Some of the segments ultimately felt just a little too weird or off-topic for me. From what I’ve heard, some of these tricks are Blue Man Group staples, but by the end, I was left craving more of their intense drumming sessions and the more charming antics that came from them in the final part of the show.

That intriguing combination of lighting, computer visuals of their eyes and illusions, paint splatters, blacklight, and so much more was incredible, and I honestly wish that more of the performance went along these lines, with slightly shorter jokes in between a more rigid structure – and maybe a smidge less reliance on audience members who sometimes killed the joke by refusing to get involved. Saying that, they are an alien-like group so perhaps a strict routine isn’t 100% necessary. 

Overall, the novelty of the trio’s antics and the visual and audio spectacle they create is undeniably an incredible experience, sometimes slowed by the audience wandering or jokes that linger a little too long for comfort, and other times leaving the whole audience belly-laughing.
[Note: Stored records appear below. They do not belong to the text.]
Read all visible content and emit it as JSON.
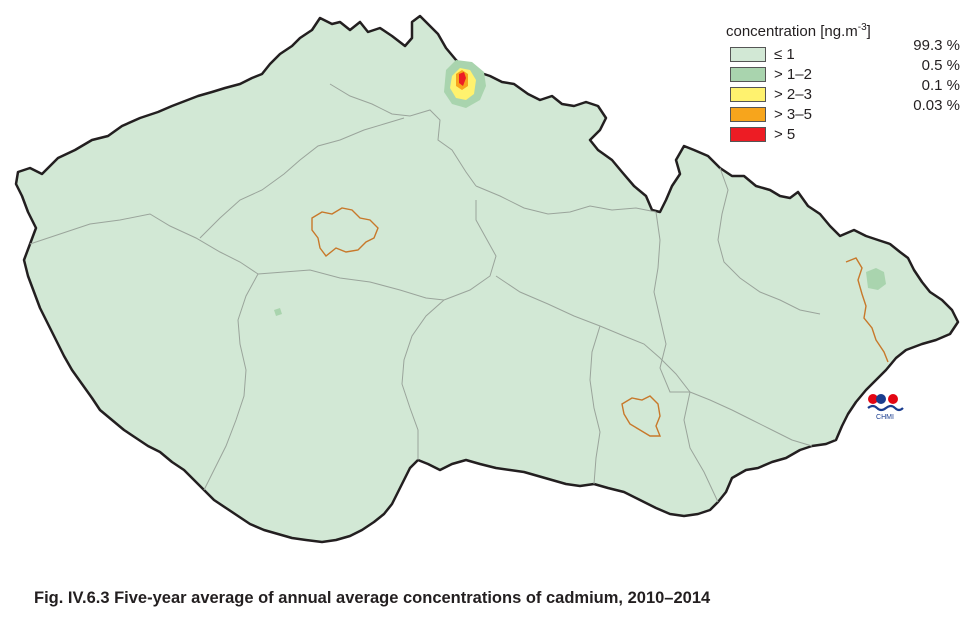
{
  "legend": {
    "title_main": "concentration [ng.m",
    "title_exp": "-3",
    "title_close": "]",
    "classes": [
      {
        "label": "≤ 1",
        "share": "99.3 %",
        "color": "#d2e8d5"
      },
      {
        "label": "> 1–2",
        "share": "0.5 %",
        "color": "#a9d4ae"
      },
      {
        "label": "> 2–3",
        "share": "0.1 %",
        "color": "#fff26e"
      },
      {
        "label": "> 3–5",
        "share": "0.03 %",
        "color": "#f7a51c"
      },
      {
        "label": "> 5",
        "share": "",
        "color": "#ed1c24"
      }
    ]
  },
  "map": {
    "country_fill": "#d2e8d5",
    "border_color": "#231f20",
    "region_line_color": "#9aa49b",
    "city_outline_color": "#c8782a"
  },
  "logo": {
    "text": "CHMI",
    "red": "#e30613",
    "blue": "#1a3d8f"
  },
  "caption": "Fig. IV.6.3  Five-year average of annual average concentrations of cadmium, 2010–2014"
}
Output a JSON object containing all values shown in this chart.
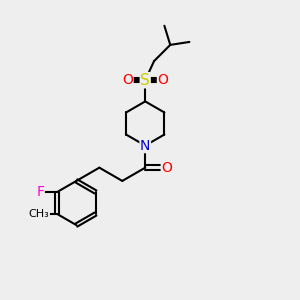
{
  "background_color": "#eeeeee",
  "bond_color": "#000000",
  "bond_width": 1.5,
  "atom_colors": {
    "N": "#0000cc",
    "O": "#ff0000",
    "S": "#cccc00",
    "F": "#ff00cc",
    "C": "#000000"
  },
  "font_size": 9,
  "figsize": [
    3.0,
    3.0
  ],
  "dpi": 100
}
The show has always leaned into and advertised their messy drumming and colourful lighting; I just wish a little more emphasis was placed on these moments, with a slightly smaller sprinkling of their playful personalities in between, rather than full segments that veer away so much – perhaps finding more ways to add drumming into these segments (rather than the bizarre crunching and whirring sound effects in the weirder segments).

A touch more of that eccentric rock spectacle and little less wandering and aimlessness towards the start by embedding them into the bigger concert moments or having smaller comedy bits linking from their new discoveries would just heighten the experience that bit more.

Blue Man Group – Bluevolution World Tour runs at The Lowry (Lyric Theatre) until October 6 and tours the UK until October 20.